The Edmond Sun

Education

October 9, 2012

Deer Creek's McDaniel resigns to take Mustang job

EDMOND — Deer Creek Superintendent Sean McDaniel tendered his resignation at the Monday night School Board meeting and board members accepted it in a 5-0 vote effective Nov. 1.

McDaniel came to the district with now more than 5,600 students in the fall of 2010.

“I loved my Deer Creek experience,” McDaniel said. “I had wonderful co-workers, the best leadership team ever and a great community to work with. Our teachers are outstanding. What a place. I am grateful to the board for the opportunity.”

Under his guidance more than $100 million in construction was completed or is in varying stages of completion, said Deer Creek School Board President David Miller.

A new state-of-the-art middle school opened this fall and new buildings under construction include a fifth elementary school scheduled to open in the fall of 2013, a Performing Arts Center and Athletic Center.

They are part of the $139 million bond issue passed in 2010 scheduled to be completed by 2015.

Under his guidance Late Start Wednesdays was put into place this year as part of the Professional Learning Community, a group of collaborative teams that share a common purpose, multiple groups of teachers collaborating across the district meeting during that one-hour time slot.

“This was pretty much a surprise conversation, which started the end of last week,” Miller said. “The board did not request this. It was initiated by Sean.”

Miller said McDaniel’s contract was recently extended to the end of June 2014, adding, “It is our understanding he has already been approved as the superintendent of Mustang School District.

“Sean has done us a good job and has been in charge of a lot of building activity since he has been here,” Miller said. “He has directed our Professional Collaborative Learning process, the Common Core Curriculum, and the new Teacher Evaluation. Overall he has done a good job of keeping things going on top. He is moving on to a bigger, 6-A school district.”

Miller said they are looking for someone to step in as the interim superintendent, and he made a preliminary contact with the Oklahoma Secondary School Board Association Tuesday morning to help the district search for a superintendent.

“I think Sean got a lot of things moving and it will be our job to make sure things keep moving,” Miller said.
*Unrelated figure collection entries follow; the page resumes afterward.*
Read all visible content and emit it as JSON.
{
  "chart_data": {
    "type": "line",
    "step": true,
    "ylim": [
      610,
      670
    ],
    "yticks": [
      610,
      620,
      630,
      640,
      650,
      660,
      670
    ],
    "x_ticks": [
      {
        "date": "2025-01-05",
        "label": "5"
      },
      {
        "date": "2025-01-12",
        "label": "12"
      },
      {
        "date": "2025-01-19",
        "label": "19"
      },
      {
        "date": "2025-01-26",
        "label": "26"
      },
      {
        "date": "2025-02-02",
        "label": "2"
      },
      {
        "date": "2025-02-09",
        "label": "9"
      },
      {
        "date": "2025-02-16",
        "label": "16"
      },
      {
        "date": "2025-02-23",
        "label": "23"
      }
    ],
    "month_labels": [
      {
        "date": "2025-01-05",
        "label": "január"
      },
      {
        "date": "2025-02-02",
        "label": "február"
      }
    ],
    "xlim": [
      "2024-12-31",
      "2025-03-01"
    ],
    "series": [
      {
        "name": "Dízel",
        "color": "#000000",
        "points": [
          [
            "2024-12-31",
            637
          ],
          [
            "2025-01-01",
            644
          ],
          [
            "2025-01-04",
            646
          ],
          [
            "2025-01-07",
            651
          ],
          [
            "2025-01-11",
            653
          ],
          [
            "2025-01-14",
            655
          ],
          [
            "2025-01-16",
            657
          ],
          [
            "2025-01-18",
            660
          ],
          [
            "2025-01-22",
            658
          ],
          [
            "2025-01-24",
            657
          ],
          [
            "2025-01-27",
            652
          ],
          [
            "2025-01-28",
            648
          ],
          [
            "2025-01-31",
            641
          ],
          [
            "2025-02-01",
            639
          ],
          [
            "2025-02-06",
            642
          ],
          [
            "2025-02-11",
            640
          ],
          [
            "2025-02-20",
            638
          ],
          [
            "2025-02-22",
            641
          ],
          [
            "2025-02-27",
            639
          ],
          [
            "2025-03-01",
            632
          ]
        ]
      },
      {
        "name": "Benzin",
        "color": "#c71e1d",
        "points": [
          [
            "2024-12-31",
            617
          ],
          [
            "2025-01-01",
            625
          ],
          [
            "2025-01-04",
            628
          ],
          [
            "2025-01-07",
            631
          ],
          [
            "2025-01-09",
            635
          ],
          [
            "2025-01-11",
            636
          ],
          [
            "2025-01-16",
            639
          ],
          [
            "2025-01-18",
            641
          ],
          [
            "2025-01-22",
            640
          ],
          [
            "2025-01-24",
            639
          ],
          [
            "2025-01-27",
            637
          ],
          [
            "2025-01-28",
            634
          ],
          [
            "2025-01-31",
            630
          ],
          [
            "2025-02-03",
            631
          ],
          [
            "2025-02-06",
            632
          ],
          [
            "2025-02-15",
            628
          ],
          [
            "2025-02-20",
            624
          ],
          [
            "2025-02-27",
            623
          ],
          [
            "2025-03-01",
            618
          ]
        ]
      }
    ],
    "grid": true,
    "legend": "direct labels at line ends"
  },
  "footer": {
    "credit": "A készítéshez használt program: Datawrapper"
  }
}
Mustang’s School Board President Chad Fulton said the board as of yet does not have a contract, salary or start date but the board will be voting Thursday night.

“Our intent is to hire him with a start date of Nov. 5,” Fulton said.

The Mustang superintendent’s job opened seven days after the start of the school year when Superintendent Bonnie Lightfoot turned her retirement papers to take effect Oct. 1. Mustang’s Deputy Superintendent Belinda Rogers turned her retirement request in at Monday night’s school board meeting to be effective Jan. 1, 2013.

“We will be looking for a deputy superintendent now, also,” Fulton said.

“Mr. McDaniel is a super gentleman and I look forward to working with him. I am extremely impressed with him. His focus is no different from my focus. When I vote on an issue I vote for the students, district and community. He will be coming to a school district of 9,600 employees with more than 1,000 employees. You need strong leadership and I believe Mr. McDaniel brings that.

 His educational career has spanned coaching and teaching in Mapleton Public Schools, Denver, Colo.; Oaks Indian School in Oaks, Okla.; and Coweta Public Schools. He began his administrative career at Bishop Kelly High School in Tulsa and served as assistant principal at Union Schools in Tulsa before being named Coweta’s superintendent in 2002.

“Students are at the center of everything I do as an educator,” McDaniel said. “Just as many teachers, coaches and administrators made a difference in my life, my objective is to be a difference-maker in the lives of others.”

McDaniel completed both his bachelor’s and master’s degrees at Northeastern Oklahoma State University. He is completing his doctorate in educational leadership at Oklahoma State University in Stillwater.